De acordo com o presidente executivo da Associação Paulista dos Empreendedores do Circuito das Compras (Apecc), Gustavo Dedivitis, os encontros contaram com a presença de mais de 50 associações desses bairros, pertencentes aos mais diversos segmentos da economia comercial paulista.

“A iniciativa da federação é um movimento muito grande. Se somarmos todas essas áreas são mais de 20 mil lojas comerciais, e quase 500 mil trabalhadores”. Dedivitis acrescenta que um dos objetivos da Federação é ganhar representatividade para a categoria junto ao governo municipal e estadual de São Paulo. “O poder dos lojistas ou das associações de maneira individual é pequeno, mas unidos nos tornamos mais fortes. Uma federação com 20 mil lojas e quase meio milhão de trabalhadores tem força”.

Segurança, limpeza urbana e uma iluminação adequada são algumas das questões mais abordadas pelos comerciantes dessas regiões. “A ideia é que a federação crie um guarda-chuva para as associações dos lojistas, e que elas se reportem a ela na busca de melhores condições para o setor. Com isso a procedência das mercadorias também vai melhorar”, afirma Dedivitis.

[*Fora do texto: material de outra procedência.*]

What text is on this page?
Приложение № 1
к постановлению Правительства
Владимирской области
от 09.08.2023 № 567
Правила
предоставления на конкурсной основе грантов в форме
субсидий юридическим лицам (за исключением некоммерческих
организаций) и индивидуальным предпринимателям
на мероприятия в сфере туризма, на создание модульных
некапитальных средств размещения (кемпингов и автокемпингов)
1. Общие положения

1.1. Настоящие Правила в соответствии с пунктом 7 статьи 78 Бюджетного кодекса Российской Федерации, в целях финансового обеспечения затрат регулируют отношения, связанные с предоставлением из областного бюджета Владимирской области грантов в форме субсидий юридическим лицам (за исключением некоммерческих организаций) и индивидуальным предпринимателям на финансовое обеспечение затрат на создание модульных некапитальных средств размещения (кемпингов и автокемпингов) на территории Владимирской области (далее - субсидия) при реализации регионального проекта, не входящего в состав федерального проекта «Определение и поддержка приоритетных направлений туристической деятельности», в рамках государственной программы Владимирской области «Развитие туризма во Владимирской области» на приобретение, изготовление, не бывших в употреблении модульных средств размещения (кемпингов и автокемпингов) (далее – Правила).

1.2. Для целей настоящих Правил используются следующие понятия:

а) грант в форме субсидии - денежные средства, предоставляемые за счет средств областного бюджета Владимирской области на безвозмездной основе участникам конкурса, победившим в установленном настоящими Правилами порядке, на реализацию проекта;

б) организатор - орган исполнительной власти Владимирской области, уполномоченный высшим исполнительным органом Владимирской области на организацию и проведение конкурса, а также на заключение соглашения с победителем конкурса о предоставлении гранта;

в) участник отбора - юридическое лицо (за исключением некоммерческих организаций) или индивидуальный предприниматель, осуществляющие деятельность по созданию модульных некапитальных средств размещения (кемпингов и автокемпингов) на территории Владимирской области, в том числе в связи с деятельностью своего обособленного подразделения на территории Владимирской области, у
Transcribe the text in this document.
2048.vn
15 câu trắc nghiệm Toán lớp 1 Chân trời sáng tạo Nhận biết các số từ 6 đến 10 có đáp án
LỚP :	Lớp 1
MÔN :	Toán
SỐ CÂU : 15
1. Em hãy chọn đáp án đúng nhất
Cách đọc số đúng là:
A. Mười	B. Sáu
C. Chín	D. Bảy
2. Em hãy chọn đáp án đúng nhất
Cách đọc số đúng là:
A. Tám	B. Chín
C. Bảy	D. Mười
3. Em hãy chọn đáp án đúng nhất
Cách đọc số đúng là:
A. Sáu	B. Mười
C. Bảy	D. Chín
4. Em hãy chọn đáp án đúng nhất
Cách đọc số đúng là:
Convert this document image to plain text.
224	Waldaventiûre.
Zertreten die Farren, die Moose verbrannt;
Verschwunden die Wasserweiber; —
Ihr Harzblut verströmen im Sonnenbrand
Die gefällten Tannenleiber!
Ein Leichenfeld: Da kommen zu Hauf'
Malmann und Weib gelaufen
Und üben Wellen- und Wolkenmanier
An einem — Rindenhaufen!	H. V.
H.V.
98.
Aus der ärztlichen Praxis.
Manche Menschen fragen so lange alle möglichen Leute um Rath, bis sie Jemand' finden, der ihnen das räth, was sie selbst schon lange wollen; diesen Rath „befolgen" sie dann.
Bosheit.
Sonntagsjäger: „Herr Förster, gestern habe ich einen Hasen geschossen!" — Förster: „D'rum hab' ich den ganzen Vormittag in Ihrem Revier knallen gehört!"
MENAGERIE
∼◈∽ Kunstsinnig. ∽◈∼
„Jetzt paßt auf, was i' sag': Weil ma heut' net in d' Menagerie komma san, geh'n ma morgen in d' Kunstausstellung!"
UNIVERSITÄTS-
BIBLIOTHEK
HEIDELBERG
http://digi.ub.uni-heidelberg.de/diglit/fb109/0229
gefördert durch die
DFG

Para o economista da Associação Comercial de São Paulo (ACSP), Marcel Solimeo, a criação desta federação é muito importante para melhorar a imagem dessas regiões, que historicamente sempre sofreram com o comércio ilegal em todas as suas atividades.

“A iniciativa em comum dessas associações é bastante positiva para melhorar a qualidade, e principalmente, garantir a procedência dessas mercadorias”.

“A união é essencial, pois busca valorizar a região como uma das áreas comerciais mais importante de São Paulo”, diz Solimeo. Ele acrescente que a medida vai trazer mais segurança também para o consumidor.

“Temos tido bastante contato com iniciativas que visam diminuir o comercio ilegal. Por exemplo, a questão do ‘To Legal’, que vem promovendo o empreendedorismo e reduzindo a informalidade comercial”

O presidente da Apecc explica que a sociedade visa combater o comércio ilegal a partir de reuniões com as associações, nos quais farão um controle de qualidade dos produtos veiculados nessas empresas. “Os negócios cadastrados e fiscalizados pela federação receberão um selo de qualidade e procedência das mercadorias. Dessas forma, vamos ajudar a receita federal a fiscalizar”, informa.

Fiscalização

A Operação Comércio Legal, desenvolvida pela Prefeitura de São Paulo e a Receita Federal, já apreendeu mais de 645 toneladas de mercadorias irregulares, falsificadas, de origem duvidosa e fruto do contrabando em dois shoppings na região do Brás.

O primeiro imóvel se localiza na rua Barão de Ladário, no qual o procedimento fiscalizador já acontece desde a primeira segunda-feira (2) do mês. Enquanto no shopping da rua Rodrigues dos Santos começou dia nove de setembro.